この手を掴んで、離さないで〜猫被り令嬢は素直になれないようです〜
 ノックの音にびくりと肩をそびやかす。返事をすると、数人の侍女が部屋に入ってきて腰を折った。

「お初にお目にかかります。アマルダさま付きになりました、レーナと申します。よろしくお願い致します」

 一人だけ色の違うタイをつけた侍女がはきはきと名乗る。恐らくこの中で一番偉いのだろう。化粧っ気があまりないのに、鮮やかに引かれた紅だけがやけに印象に残る。

「アマルダさま、お花がお好きなのですか?」

 言われてはっとする。これではまるであのいけ好かない青年が寄越した花に見蕩れていたようではないか。
 反射的に否定しようとして、不自然すぎるかと思い直す。

「あ、ええ……その、実は」

「嬉しい、私もなんです」

 レーナが目を輝かせる。申し訳なく思いながらそっと視線を逸らす。

「フェリタ、珍しい花ですよね。花屋には並んでいないと思います。私も久しぶりに見ました。たしか花言葉は、希望、愛情、情熱……」

 思ったよりまともな花言葉だ。

「あとは渇望、だったような。まぁっ、愛されてますね、アマルダさま」

 もしかしたらそれで選んだのかもしれない、という考えをすぐに打ち消した。渇望? フォンはとてもそんなタイプには見えない。どちらかというとむしろ執着が無さそうに見える。それに冷静になって思い直せば愛情やら情熱やらも違う。

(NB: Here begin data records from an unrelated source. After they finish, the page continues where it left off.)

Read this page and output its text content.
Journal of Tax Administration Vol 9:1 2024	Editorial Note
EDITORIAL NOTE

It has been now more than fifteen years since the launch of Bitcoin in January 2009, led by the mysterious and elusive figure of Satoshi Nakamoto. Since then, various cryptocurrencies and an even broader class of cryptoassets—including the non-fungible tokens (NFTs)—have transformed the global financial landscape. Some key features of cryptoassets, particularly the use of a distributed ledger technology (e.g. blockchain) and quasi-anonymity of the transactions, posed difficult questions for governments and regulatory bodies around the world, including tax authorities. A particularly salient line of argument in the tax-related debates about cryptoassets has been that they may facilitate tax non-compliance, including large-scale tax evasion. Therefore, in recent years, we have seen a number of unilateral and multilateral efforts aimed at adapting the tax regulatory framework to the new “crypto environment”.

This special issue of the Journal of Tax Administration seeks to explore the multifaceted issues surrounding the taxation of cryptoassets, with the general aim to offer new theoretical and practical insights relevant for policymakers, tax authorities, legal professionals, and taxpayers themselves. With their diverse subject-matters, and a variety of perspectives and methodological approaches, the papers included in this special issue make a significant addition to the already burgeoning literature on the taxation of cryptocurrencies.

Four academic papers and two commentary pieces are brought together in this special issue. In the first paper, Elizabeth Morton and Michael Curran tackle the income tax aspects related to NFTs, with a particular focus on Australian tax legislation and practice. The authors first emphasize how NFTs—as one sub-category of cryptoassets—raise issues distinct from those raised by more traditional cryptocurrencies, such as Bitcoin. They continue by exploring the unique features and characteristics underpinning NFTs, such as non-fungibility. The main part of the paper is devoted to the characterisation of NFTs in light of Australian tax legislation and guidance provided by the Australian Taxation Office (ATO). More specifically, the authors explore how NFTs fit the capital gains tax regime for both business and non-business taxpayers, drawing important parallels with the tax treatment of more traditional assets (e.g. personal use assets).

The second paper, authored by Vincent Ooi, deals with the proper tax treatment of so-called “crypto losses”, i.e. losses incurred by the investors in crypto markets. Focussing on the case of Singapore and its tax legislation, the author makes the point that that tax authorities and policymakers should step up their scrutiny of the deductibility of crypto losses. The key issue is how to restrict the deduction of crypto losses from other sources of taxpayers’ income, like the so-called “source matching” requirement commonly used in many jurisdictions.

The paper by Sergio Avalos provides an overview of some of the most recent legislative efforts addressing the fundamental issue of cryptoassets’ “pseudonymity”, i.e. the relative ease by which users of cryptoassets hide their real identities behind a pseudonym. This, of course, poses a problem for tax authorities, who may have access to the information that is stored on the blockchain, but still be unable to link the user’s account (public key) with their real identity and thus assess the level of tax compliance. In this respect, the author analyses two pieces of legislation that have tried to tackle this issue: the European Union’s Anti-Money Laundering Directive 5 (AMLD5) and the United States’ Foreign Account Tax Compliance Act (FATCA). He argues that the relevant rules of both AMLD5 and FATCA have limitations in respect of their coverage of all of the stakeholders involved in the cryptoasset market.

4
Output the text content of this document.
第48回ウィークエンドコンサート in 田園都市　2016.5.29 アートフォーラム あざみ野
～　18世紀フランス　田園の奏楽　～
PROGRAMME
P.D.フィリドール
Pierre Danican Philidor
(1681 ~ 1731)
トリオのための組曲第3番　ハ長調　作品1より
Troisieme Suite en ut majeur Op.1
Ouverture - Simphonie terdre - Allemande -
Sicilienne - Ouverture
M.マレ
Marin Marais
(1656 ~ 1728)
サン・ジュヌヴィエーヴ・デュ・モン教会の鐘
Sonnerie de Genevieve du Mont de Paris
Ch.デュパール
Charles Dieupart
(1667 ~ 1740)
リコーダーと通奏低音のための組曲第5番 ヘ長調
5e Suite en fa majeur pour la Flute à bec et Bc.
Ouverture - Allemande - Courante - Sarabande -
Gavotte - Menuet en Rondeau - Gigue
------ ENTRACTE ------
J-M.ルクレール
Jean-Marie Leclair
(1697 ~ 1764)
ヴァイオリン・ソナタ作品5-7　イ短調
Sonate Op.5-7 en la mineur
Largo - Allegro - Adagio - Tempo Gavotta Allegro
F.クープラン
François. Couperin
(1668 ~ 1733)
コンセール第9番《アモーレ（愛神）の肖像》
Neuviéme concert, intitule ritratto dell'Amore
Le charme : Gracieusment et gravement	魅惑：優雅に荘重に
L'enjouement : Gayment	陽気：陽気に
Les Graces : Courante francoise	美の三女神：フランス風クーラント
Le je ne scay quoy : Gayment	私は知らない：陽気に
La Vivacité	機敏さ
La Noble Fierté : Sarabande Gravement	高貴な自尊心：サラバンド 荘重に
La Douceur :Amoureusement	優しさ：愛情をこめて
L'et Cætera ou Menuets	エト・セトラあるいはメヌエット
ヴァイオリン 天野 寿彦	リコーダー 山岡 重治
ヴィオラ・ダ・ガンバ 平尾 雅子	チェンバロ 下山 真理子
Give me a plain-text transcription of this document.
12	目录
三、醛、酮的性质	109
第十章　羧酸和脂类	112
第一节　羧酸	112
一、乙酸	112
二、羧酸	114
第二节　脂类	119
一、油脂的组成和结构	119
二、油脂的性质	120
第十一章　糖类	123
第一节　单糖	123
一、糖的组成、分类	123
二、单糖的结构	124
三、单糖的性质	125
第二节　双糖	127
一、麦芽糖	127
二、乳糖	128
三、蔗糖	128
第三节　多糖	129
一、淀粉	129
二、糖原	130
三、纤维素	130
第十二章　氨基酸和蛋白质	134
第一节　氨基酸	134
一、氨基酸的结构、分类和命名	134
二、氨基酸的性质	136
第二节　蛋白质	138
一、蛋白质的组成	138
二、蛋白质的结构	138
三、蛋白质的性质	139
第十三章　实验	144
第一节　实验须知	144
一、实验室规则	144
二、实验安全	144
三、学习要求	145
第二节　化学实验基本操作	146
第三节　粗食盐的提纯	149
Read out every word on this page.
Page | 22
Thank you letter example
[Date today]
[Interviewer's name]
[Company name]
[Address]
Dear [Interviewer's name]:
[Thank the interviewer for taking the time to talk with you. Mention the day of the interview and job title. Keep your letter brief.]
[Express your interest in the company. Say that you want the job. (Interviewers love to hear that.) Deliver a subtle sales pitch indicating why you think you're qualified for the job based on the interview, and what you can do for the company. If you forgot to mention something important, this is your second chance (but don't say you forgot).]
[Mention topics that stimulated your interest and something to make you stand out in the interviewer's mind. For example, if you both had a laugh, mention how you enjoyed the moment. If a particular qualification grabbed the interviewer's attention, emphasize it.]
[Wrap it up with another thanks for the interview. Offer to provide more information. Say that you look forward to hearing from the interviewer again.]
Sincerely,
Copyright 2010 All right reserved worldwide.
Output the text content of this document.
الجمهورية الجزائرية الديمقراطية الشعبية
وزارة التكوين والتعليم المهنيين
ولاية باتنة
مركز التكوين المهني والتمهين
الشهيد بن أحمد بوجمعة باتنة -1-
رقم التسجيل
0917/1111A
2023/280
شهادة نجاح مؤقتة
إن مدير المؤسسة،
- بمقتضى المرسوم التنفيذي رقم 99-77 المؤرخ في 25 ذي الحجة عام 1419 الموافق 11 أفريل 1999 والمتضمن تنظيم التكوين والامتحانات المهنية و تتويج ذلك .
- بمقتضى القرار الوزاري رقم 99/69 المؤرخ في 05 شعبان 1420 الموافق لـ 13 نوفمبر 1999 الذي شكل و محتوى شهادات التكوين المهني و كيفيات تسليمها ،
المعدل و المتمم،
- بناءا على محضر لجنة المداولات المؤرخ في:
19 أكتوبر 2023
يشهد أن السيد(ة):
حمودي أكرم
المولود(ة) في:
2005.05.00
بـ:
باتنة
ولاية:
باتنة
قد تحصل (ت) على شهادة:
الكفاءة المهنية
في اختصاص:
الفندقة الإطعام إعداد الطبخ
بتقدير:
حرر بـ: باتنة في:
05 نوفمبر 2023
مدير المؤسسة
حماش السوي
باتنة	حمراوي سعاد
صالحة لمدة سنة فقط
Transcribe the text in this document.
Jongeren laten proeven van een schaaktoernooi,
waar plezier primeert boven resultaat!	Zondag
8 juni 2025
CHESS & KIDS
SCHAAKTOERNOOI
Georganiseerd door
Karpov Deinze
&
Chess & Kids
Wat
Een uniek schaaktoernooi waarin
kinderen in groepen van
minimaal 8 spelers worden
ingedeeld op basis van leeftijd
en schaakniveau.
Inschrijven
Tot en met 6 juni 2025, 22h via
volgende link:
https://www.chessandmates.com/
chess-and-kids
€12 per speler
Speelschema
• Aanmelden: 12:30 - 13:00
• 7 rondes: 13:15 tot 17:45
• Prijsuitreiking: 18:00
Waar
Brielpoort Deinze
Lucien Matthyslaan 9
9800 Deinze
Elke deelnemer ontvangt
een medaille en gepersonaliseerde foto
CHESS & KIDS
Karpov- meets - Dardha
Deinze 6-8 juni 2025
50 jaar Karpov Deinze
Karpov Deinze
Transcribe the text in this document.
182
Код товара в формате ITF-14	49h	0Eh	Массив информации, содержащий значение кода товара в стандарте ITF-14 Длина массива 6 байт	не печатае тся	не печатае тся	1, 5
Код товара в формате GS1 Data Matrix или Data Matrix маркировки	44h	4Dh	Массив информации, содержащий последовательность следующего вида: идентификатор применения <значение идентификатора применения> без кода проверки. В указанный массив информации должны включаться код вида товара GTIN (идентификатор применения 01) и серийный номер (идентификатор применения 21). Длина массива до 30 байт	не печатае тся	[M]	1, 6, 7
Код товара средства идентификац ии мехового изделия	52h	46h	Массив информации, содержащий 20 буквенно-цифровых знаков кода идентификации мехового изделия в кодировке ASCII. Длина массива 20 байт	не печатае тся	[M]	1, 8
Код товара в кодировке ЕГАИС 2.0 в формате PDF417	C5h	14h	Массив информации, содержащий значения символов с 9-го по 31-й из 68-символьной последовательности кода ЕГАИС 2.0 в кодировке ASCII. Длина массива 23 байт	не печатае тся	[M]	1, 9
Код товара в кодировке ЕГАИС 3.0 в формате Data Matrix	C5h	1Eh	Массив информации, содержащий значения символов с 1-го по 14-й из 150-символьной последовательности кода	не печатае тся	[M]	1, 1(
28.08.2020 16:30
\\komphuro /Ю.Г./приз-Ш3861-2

 どうせ女性に手当り次第に渡しているのだ。こういう風に勘違いを引き起こすとわかっていて。そういえば出会ってすぐ手を出そうとしてきたし、何やら浮ついた雰囲気の男だ。王族らしさがまるでない。
 珍しい花も王子なら簡単に手に入れられるに違いないのだし。

「……きっと、そういうことね」

「アマルダさま?」

 不思議そうに首を傾げたレーナに、なんでもないわ、と笑う。

 とにかく、本当に彼が自分の婚約者となったのか、まだ実感がないというのが正直なところだった。